Dari angka-angka tersebut, tidak keliru menyimpulkan, cita-cita kehadiran tekfin untuk memberikan pembiayaan dengan menjangkau segmen UMKM lebih luas bukan sekadar isapan jempol belaka. Ini tak lain dari keunggulan tekfin yang memiliki postur bisnis yang lebih ramping sehingga bisa bermanuver dengan cepat menjangkau segmen UMKM yang sebelumnya tidak terjangkau perbankan.
Sifat pengajuan dan pencairan kredit tekfin yang mudah, cepat, dan praktis memungkinkan mereka menjangkau calon nasabah dari kalangan yang sebelumnya tidak memenuhi persyaratan kredit perbankan (unbankable). Kondisi ini jauh berbeda dengan perbankan yang sudah terikat berbagai macam regulasi (fully regulated).
Dalam pemberian kredit, ketentuan perbankan mengharuskan calon nasabah memenuhi kriteria 5C, yakni character (karakter), capacity (kapasitas), capital (permodalan), condition (kondisi keuangan), dan collateral (penjaminan).
Berbagai regulasi inilah yang membuat perbankan bergerak lebih kaku dan sulit menjangkau segmen UMKM tertentu yang tak memenuhi persyaratan perkreditan. Segmen yang tak terjangkau inilah yang coba dijangkau oleh tekfin.
Namun, di sisi lain, perbankan punya keunggulan, yakni memiliki likuiditas karena bisa menghimpun dana masyarakat dalam bentuk dana pihak ketiga (DPK). Ini berbeda dengan tekfin yang tidak bisa menerbitkan produk semacam tabungan atau depisito seperti perbankan.
Yang bisa dilakukan tekfin adalah mempertemukan borrower dengan lender yang berminat berinvestasi.
Menyadari berbagai kekurangan dan kelebihan masing-masing, perbankan dan tekfin akhirnya bersinergi agar lebih optimal membiayai UMKM.
Peluang
Ke depan, kerja sama perbankan dan tekfin bakal lebih banyak menjangkau UMKM. Apalagi perbankan terus didorong untuk lebih banyak menyalurkan kredit ke sektor UMKM.
Tidak semua perbankan memiliki kemampuan dan kapasitas untuk menyalurkan kredit UMKM. Ada beberapa bank yang karakter dan fokus bisnisnya membiayai korporasi (wholesale), bukan UMKM. Bank-bank dengan karakter dan fokus bisnis seperti ini tak memiliki pengalaman dan kapasitas baik sumber daya manusia maupun jaringan untuk bisa memberikan kredit UMKM.
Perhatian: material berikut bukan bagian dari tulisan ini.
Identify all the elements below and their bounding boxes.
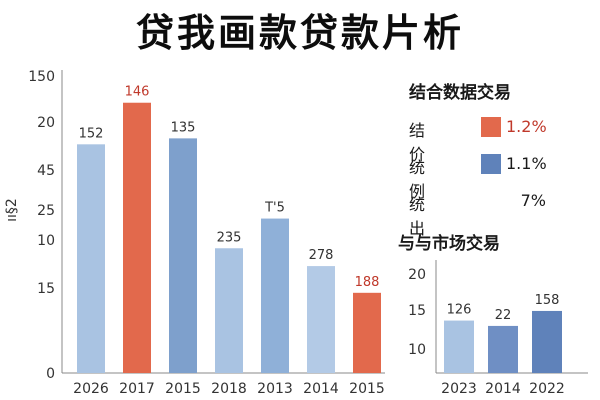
data-label: T'5 [264,201,285,216]
data-label: 278 [309,248,334,263]
bar [353,292,381,373]
legend-swatch [481,154,501,174]
x-tick-label: 2013 [257,381,293,397]
x-tick-label: 2022 [529,381,565,397]
bar [532,310,562,373]
x-tick-label: 2026 [73,381,109,397]
legend-item-value: 1.2% [506,117,547,136]
bar [169,138,197,373]
legend-item-value: 7% [520,191,546,210]
data-label: 188 [355,275,380,290]
legend-item-label: 统例 [409,158,426,201]
data-label: 158 [535,293,560,308]
data-label: 235 [217,230,242,245]
bar [215,248,243,373]
y-axis-label: ıı§2 [4,198,20,222]
x-tick-label: 2015 [349,381,385,397]
data-label: 126 [447,303,472,318]
x-tick-label: 2018 [211,381,247,397]
y-tick-label: 20 [408,267,426,283]
legend-swatch [481,117,501,137]
bar [307,266,335,373]
y-tick-label: 150 [28,69,55,85]
data-label: 135 [171,120,196,135]
y-tick-label: 15 [37,281,55,297]
page-title: 贷我画款贷款片析 [135,11,464,55]
main-bar-chart: 15020452510150ıı§21522026146201713520152… [4,69,385,397]
bar [488,325,518,373]
y-tick-label: 45 [37,163,55,179]
side-chart-title: 与与市场交易 [398,234,500,254]
y-tick-label: 25 [37,203,55,219]
data-label: 152 [79,126,104,141]
legend-item-label: 统出 [409,195,426,238]
y-tick-label: 15 [408,303,426,319]
bar [261,218,289,373]
y-tick-label: 0 [46,366,55,382]
legend-item-label: 结价 [409,121,426,164]
x-tick-label: 2014 [485,381,521,397]
y-tick-label: 20 [37,115,55,131]
bar [444,320,474,373]
side-bar-chart: 20 15 10 126 2023 22 2014 158 2022 [408,260,588,397]
x-tick-label: 2017 [119,381,155,397]
x-tick-label: 2014 [303,381,339,397]
data-label: 146 [125,85,150,100]
legend-title: 结合数据交易 [409,83,511,103]
x-tick-label: 2015 [165,381,201,397]
bar [123,102,151,374]
y-tick-label: 10 [408,342,426,358]
legend-item-value: 1.1% [506,154,547,173]
data-label: 22 [495,308,512,323]
x-tick-label: 2023 [441,381,477,397]
y-tick-label: 10 [37,233,55,249]
bar [77,144,105,373]
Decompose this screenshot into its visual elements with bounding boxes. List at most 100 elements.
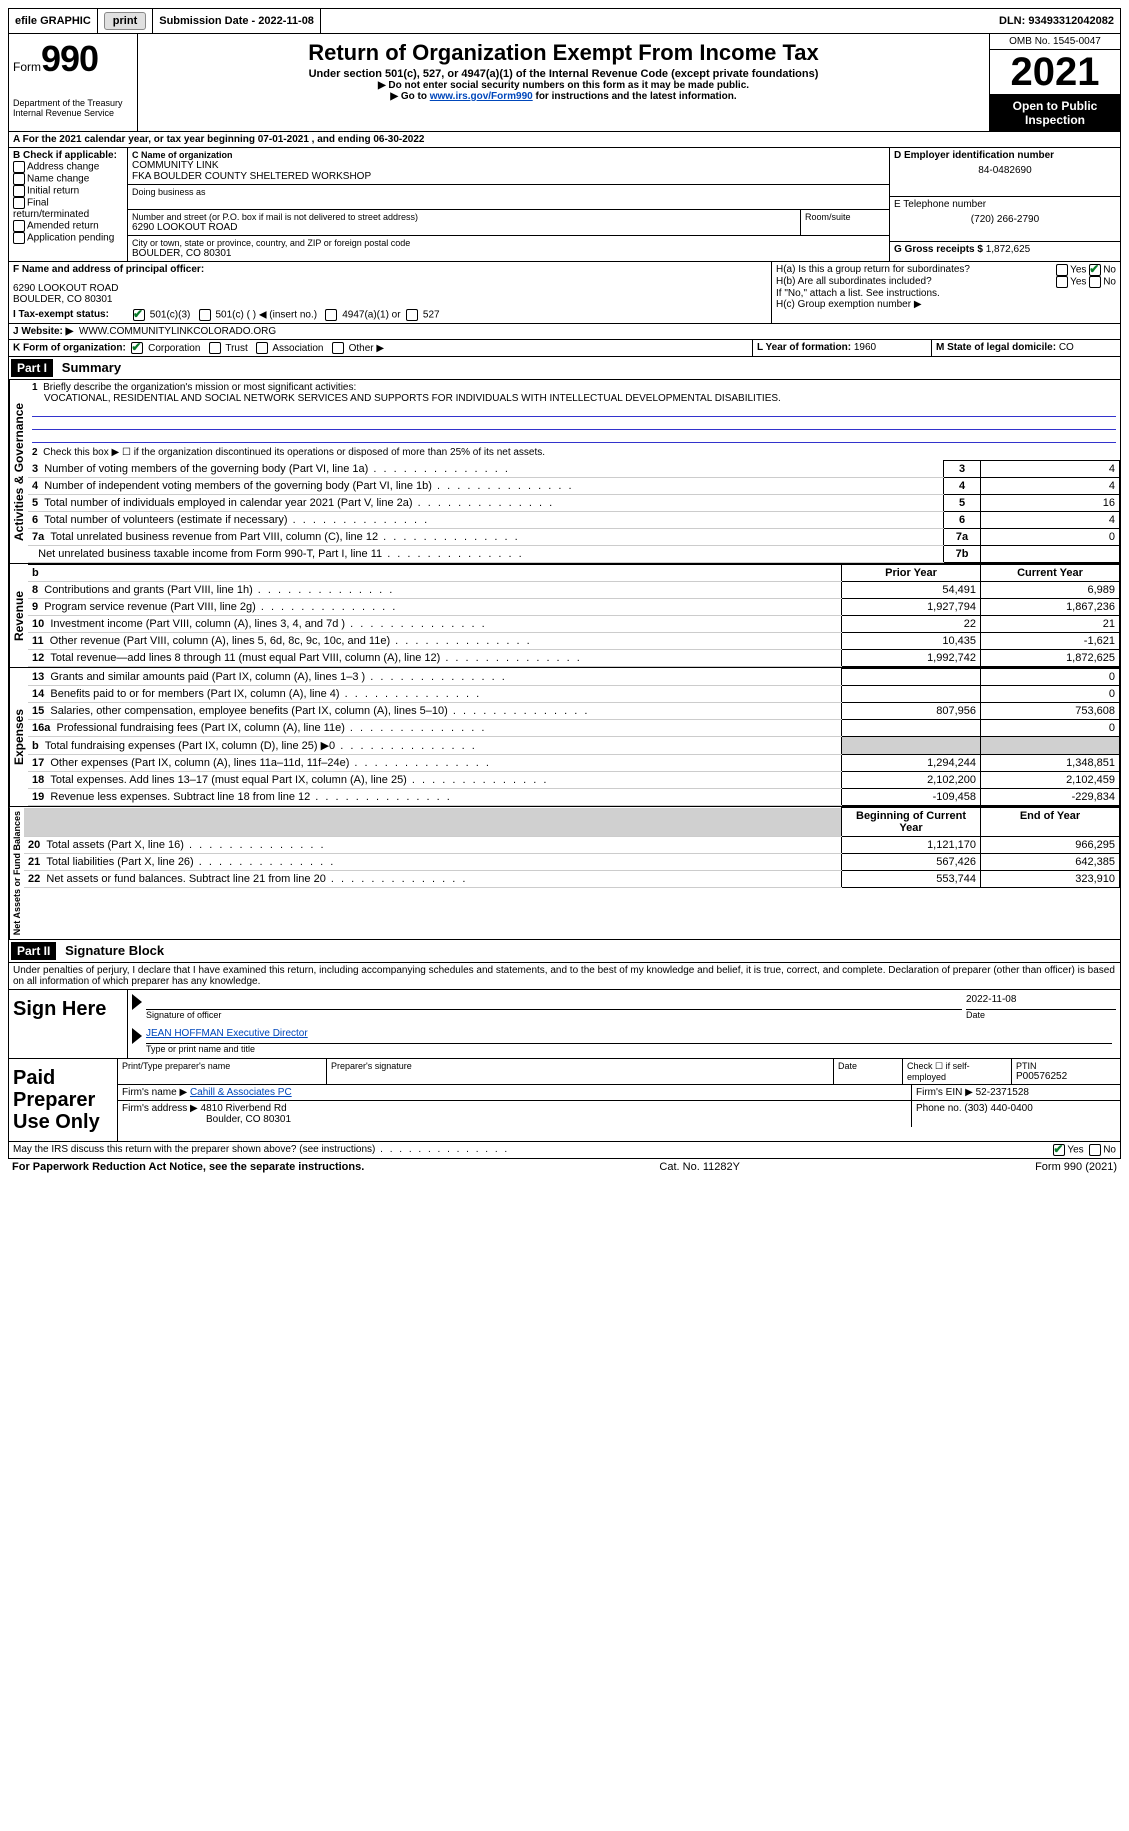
discuss-yes[interactable]: Yes — [1053, 1144, 1083, 1156]
table-row: 3 Number of voting members of the govern… — [28, 461, 1120, 478]
public-inspection: Open to Public Inspection — [990, 95, 1120, 131]
check-initial-return[interactable]: Initial return — [13, 185, 123, 197]
table-row: 21 Total liabilities (Part X, line 26) 5… — [24, 854, 1120, 871]
table-row: 15 Salaries, other compensation, employe… — [28, 703, 1120, 720]
print-button[interactable]: print — [98, 9, 153, 33]
check-trust[interactable]: Trust — [209, 343, 248, 354]
firm-name-link[interactable]: Cahill & Associates PC — [190, 1087, 292, 1098]
firm-addr2: Boulder, CO 80301 — [206, 1114, 291, 1125]
h-a-label: H(a) Is this a group return for subordin… — [776, 264, 1056, 276]
officer-addr1: 6290 LOOKOUT ROAD — [13, 283, 767, 294]
q1-text: Briefly describe the organization's miss… — [43, 382, 356, 393]
firm-addr1: 4810 Riverbend Rd — [201, 1103, 287, 1114]
h-note: If "No," attach a list. See instructions… — [776, 288, 1116, 299]
table-row: 4 Number of independent voting members o… — [28, 478, 1120, 495]
check-final-return[interactable]: Final return/terminated — [13, 197, 123, 220]
discuss-row: May the IRS discuss this return with the… — [8, 1142, 1121, 1159]
tax-year: 2021 — [990, 49, 1120, 95]
section-c-label: C Name of organization — [132, 150, 885, 160]
h-b-label: H(b) Are all subordinates included? — [776, 276, 1056, 288]
sign-here-label: Sign Here — [9, 990, 117, 1058]
part1-title: Summary — [56, 360, 121, 375]
officer-block: F Name and address of principal officer:… — [8, 262, 1121, 324]
declaration-text: Under penalties of perjury, I declare th… — [9, 963, 1120, 990]
form-title: Return of Organization Exempt From Incom… — [142, 40, 985, 66]
check-corp[interactable]: Corporation — [131, 343, 200, 354]
ha-no[interactable]: No — [1089, 264, 1116, 276]
check-501c3[interactable]: 501(c)(3) — [133, 309, 190, 321]
arrow-icon — [132, 1028, 142, 1044]
firm-ein-label: Firm's EIN ▶ — [916, 1087, 973, 1098]
line-i-label: I Tax-exempt status: — [13, 309, 133, 321]
table-row: 12 Total revenue—add lines 8 through 11 … — [28, 650, 1120, 667]
arrow-icon — [132, 994, 142, 1010]
table-row: 18 Total expenses. Add lines 13–17 (must… — [28, 772, 1120, 789]
firm-addr-label: Firm's address ▶ — [122, 1103, 198, 1114]
table-row: 11 Other revenue (Part VIII, column (A),… — [28, 633, 1120, 650]
check-assoc[interactable]: Association — [256, 343, 323, 354]
check-4947[interactable]: 4947(a)(1) or — [325, 309, 400, 321]
form-subtitle: Under section 501(c), 527, or 4947(a)(1)… — [142, 68, 985, 80]
revenue-table: b Prior Year Current Year 8 Contribution… — [28, 564, 1120, 667]
irs-link[interactable]: www.irs.gov/Form990 — [430, 91, 533, 102]
officer-name-link[interactable]: JEAN HOFFMAN Executive Director — [146, 1028, 308, 1039]
firm-ein-value: 52-2371528 — [976, 1087, 1029, 1098]
note-ssn: ▶ Do not enter social security numbers o… — [142, 80, 985, 91]
entity-block: B Check if applicable: Address change Na… — [8, 148, 1121, 262]
check-application-pending[interactable]: Application pending — [13, 232, 123, 244]
check-527[interactable]: 527 — [406, 309, 439, 321]
form-header: Form990 Department of the Treasury Inter… — [8, 34, 1121, 132]
type-name-label: Type or print name and title — [146, 1044, 1116, 1054]
section-f-label: F Name and address of principal officer: — [13, 264, 767, 275]
table-row: 5 Total number of individuals employed i… — [28, 495, 1120, 512]
check-501c[interactable]: 501(c) ( ) ◀ (insert no.) — [199, 309, 317, 321]
vlabel-revenue: Revenue — [9, 564, 28, 667]
section-b: B Check if applicable: Address change Na… — [9, 148, 128, 261]
firm-phone-value: (303) 440-0400 — [964, 1103, 1032, 1114]
section-d-label: D Employer identification number — [894, 150, 1116, 161]
summary-top-table: 3 Number of voting members of the govern… — [28, 460, 1120, 563]
net-assets-table: Beginning of Current Year End of Year 20… — [24, 807, 1120, 888]
table-row: 22 Net assets or fund balances. Subtract… — [24, 871, 1120, 888]
line-j: J Website: ▶ WWW.COMMUNITYLINKCOLORADO.O… — [8, 324, 1121, 340]
part2-tag: Part II — [11, 942, 56, 960]
q2-text: Check this box ▶ ☐ if the organization d… — [43, 447, 545, 458]
section-e-label: E Telephone number — [894, 199, 1116, 210]
line-a: A For the 2021 calendar year, or tax yea… — [8, 132, 1121, 148]
check-address-change[interactable]: Address change — [13, 161, 123, 173]
check-name-change[interactable]: Name change — [13, 173, 123, 185]
check-other[interactable]: Other ▶ — [332, 343, 384, 354]
mission-text: VOCATIONAL, RESIDENTIAL AND SOCIAL NETWO… — [44, 393, 781, 404]
sig-date-label: Date — [966, 1010, 1116, 1020]
check-amended[interactable]: Amended return — [13, 220, 123, 232]
room-suite-label: Room/suite — [801, 210, 889, 235]
ein-value: 84-0482690 — [894, 165, 1116, 176]
hb-yes[interactable]: Yes — [1056, 276, 1086, 288]
hb-no[interactable]: No — [1089, 276, 1116, 288]
city-label: City or town, state or province, country… — [132, 238, 885, 248]
ptin-value: P00576252 — [1016, 1071, 1116, 1082]
prep-check-label: Check ☐ if self-employed — [903, 1059, 1012, 1084]
table-row: Net unrelated business taxable income fr… — [28, 546, 1120, 563]
part2-title: Signature Block — [59, 943, 164, 958]
dba-label: Doing business as — [132, 187, 885, 197]
ha-yes[interactable]: Yes — [1056, 264, 1086, 276]
dln: DLN: 93493312042082 — [993, 9, 1120, 33]
treasury-label: Department of the Treasury Internal Reve… — [13, 98, 133, 118]
efile-label: efile GRAPHIC — [9, 9, 98, 33]
org-name: COMMUNITY LINK — [132, 160, 885, 171]
omb-number: OMB No. 1545-0047 — [990, 34, 1120, 49]
vlabel-governance: Activities & Governance — [9, 380, 28, 563]
sig-officer-label: Signature of officer — [146, 1010, 966, 1020]
vlabel-expenses: Expenses — [9, 668, 28, 806]
section-g-label: G Gross receipts $ — [894, 244, 983, 255]
ptin-label: PTIN — [1016, 1061, 1116, 1071]
firm-phone-label: Phone no. — [916, 1103, 962, 1114]
table-row: 6 Total number of volunteers (estimate i… — [28, 512, 1120, 529]
org-address: 6290 LOOKOUT ROAD — [132, 222, 796, 233]
note-link: ▶ Go to www.irs.gov/Form990 for instruct… — [142, 91, 985, 102]
discuss-no[interactable]: No — [1089, 1144, 1116, 1156]
sig-date-value: 2022-11-08 — [966, 994, 1116, 1010]
prep-date-label: Date — [834, 1059, 903, 1084]
line-l-label: L Year of formation: — [757, 342, 851, 353]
Maka, cara termudah bagi bank jenis ini untuk membiayai UMKM adalah bekerja sama dengan tekfin. Upaya menjangkau calon debitor UMKM jadi urusan tekfin, sedangkan dananya berasal dari perbankan.
Dari kacamata ekonomi makro, hal ini tentu menguntungkan perekonomian nasional. Sebab, UMKM punya kontribusi yang besar bagi perekonomian nasional. Pada 2021 UMKM berkontribusi 60,5 persen terhadap produk domestik bruto (PDB) nasional.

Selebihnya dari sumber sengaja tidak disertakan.